Vaxx and facts

Vaxx and facts August 4, 2021

Here’s a post from 10+ years ago about the insufficiency of facts for persuading those whose identity-defining choices cannot account for or accommodate those facts.

The subject then was climate change. The proximate cause for this post was NASA’s fine ca. 2010 web portal compiling and presenting the overwhelming evidence demonstrating that climate change is, in fact, a fact — a real thing the reality of which is not contingent on our “belief” therein. Hence the title of the original post: “Climate change facts, for what that’s worth.”

That discussion seems urgently relevant today as we struggle with a pandemic that remains uncontrollable thanks to millions of our neighbors who proudly defy reality and refuse to care about facts. So I’ve adapted the original post below, changing references to one form of grievously consequential fact-rejection to the more recent example of that same phenomenon. Let’s see if that holds up.


[This site provides] just the sort of single, comprehensive, and accessible presentation of the evidence that is needed to persuade [COVID] denialists who may be misinformed.

The problem, though, is that most such denialists are not simply or sincerely misinformed. Most of them aren’t looking for, or open to, or concerned about the facts of the matter.
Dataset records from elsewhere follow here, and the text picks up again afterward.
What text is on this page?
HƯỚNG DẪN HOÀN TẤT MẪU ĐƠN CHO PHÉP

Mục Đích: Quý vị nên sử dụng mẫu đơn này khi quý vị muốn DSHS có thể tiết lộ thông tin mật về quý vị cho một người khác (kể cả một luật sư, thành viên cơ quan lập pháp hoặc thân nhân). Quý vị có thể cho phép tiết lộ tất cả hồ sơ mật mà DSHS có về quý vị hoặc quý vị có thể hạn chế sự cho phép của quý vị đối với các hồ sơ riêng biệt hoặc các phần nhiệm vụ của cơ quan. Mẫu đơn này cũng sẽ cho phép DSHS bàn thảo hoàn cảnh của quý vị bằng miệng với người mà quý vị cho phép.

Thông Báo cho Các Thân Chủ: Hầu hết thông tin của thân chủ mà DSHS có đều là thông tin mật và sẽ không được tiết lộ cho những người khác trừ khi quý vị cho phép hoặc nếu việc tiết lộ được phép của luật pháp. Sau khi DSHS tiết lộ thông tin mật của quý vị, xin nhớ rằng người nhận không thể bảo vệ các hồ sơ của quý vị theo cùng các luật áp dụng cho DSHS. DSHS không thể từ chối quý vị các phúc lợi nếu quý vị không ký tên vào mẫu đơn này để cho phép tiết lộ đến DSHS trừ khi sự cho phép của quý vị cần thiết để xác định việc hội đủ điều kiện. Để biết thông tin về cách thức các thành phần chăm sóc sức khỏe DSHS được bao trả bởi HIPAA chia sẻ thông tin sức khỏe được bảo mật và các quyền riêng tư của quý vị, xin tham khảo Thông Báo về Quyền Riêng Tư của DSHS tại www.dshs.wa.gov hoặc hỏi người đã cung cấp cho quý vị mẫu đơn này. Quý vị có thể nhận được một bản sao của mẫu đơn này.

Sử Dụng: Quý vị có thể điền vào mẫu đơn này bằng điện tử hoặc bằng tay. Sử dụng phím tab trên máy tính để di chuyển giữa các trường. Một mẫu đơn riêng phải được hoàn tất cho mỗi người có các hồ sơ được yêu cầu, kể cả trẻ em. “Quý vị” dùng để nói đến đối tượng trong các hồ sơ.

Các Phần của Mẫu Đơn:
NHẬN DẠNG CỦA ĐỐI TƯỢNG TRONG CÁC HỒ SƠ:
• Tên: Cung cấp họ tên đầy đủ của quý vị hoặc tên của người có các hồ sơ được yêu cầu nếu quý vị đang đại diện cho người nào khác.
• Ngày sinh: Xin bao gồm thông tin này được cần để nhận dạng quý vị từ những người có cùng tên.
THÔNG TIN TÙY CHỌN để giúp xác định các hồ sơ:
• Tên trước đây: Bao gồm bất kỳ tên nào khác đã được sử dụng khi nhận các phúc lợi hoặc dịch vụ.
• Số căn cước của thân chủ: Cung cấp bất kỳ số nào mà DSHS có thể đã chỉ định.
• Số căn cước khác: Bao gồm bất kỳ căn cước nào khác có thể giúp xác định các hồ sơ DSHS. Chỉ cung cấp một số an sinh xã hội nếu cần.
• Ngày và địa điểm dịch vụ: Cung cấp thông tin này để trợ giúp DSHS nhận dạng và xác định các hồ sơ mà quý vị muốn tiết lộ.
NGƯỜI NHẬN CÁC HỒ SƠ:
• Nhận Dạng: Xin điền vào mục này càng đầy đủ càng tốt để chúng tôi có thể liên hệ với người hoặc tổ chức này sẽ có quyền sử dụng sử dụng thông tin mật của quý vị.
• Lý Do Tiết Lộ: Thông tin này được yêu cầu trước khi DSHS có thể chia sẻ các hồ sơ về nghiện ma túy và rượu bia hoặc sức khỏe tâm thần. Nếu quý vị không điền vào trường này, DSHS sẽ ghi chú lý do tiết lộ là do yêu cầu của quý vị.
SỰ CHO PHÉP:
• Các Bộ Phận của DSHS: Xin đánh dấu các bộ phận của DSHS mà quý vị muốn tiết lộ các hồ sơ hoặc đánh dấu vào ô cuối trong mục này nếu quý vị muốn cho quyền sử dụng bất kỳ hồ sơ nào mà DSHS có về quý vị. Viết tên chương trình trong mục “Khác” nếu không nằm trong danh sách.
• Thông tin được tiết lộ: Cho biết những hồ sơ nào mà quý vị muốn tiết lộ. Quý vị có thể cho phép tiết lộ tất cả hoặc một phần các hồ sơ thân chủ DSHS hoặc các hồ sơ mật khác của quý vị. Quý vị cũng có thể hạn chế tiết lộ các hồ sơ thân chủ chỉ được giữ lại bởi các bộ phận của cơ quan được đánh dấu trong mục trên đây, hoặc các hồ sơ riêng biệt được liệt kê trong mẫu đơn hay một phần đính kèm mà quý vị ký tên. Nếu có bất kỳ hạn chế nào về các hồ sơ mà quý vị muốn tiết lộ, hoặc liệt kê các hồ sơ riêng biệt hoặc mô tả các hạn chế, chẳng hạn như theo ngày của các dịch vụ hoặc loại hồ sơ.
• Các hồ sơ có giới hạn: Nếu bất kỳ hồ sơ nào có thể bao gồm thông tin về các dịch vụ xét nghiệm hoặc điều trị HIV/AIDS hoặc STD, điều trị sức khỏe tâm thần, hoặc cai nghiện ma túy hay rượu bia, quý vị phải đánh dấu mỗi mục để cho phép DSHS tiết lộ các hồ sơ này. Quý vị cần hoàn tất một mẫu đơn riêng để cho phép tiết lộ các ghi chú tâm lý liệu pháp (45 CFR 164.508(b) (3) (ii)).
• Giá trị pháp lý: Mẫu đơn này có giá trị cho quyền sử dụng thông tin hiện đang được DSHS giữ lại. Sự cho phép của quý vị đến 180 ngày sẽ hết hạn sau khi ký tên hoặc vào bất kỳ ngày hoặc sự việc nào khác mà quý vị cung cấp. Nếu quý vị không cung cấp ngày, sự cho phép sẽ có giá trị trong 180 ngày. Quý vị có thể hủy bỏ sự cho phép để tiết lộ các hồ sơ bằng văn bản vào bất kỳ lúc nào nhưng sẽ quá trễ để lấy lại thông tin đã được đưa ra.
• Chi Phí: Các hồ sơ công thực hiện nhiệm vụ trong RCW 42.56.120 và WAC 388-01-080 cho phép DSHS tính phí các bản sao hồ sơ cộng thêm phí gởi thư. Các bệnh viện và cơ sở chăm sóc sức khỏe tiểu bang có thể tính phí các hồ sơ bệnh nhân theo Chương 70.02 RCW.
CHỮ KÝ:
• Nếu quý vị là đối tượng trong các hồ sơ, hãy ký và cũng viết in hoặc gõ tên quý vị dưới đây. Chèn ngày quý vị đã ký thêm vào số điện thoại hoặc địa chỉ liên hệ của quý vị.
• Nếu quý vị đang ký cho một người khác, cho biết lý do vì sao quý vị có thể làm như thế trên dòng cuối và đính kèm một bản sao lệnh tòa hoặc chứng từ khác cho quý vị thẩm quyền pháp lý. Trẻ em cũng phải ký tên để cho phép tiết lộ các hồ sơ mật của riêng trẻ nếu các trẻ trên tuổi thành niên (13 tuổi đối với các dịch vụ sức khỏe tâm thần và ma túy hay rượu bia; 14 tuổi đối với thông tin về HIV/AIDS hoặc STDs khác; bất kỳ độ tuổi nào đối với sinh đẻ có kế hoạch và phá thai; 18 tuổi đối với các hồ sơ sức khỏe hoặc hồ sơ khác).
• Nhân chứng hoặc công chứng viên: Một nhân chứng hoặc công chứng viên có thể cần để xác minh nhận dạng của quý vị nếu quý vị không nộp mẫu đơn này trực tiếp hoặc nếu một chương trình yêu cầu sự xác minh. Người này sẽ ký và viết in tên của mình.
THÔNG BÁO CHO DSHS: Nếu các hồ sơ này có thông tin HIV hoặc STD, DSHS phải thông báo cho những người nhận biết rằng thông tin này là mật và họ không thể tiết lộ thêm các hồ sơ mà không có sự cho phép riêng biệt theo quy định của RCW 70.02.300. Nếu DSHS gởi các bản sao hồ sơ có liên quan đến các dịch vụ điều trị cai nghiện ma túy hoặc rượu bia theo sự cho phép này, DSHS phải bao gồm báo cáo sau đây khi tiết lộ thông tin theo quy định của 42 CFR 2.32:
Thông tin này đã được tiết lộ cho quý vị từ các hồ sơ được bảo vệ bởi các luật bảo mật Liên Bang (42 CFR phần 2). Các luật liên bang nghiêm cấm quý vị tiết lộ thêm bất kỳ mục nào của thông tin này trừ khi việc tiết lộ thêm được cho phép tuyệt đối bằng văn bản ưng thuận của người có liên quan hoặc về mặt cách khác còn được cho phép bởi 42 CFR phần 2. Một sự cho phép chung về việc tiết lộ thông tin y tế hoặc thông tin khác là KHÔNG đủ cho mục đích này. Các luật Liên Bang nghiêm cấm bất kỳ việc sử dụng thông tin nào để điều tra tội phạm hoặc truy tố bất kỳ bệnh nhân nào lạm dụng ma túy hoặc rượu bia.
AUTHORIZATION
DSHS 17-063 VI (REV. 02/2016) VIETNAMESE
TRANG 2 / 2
The facts of the matter do matter to those for whom facts matter, but what of those for whom they don’t? The … site is conclusive. It presents facts that are demonstrably and undeniably true. Yet those facts are, for many, unpersuasive. How is that possible?

The specifics of [the pandemic] — this set of facts and the response they require and the consequences of failing to respond — are terribly important in particular, but this same bizarre phenomenon of facts not being persuasive is also terribly important in general. Fill a jury box with people who are unpersuaded by facts and killers will be set free while the innocent are imprisoned. Those who are impervious to facts will perpetrate similar injustices in the voting booth.

Telling the truth is a duty. It is the first duty we owe to the truth itself and to every neighbor we meet who is trapped in a lie. Facts matter.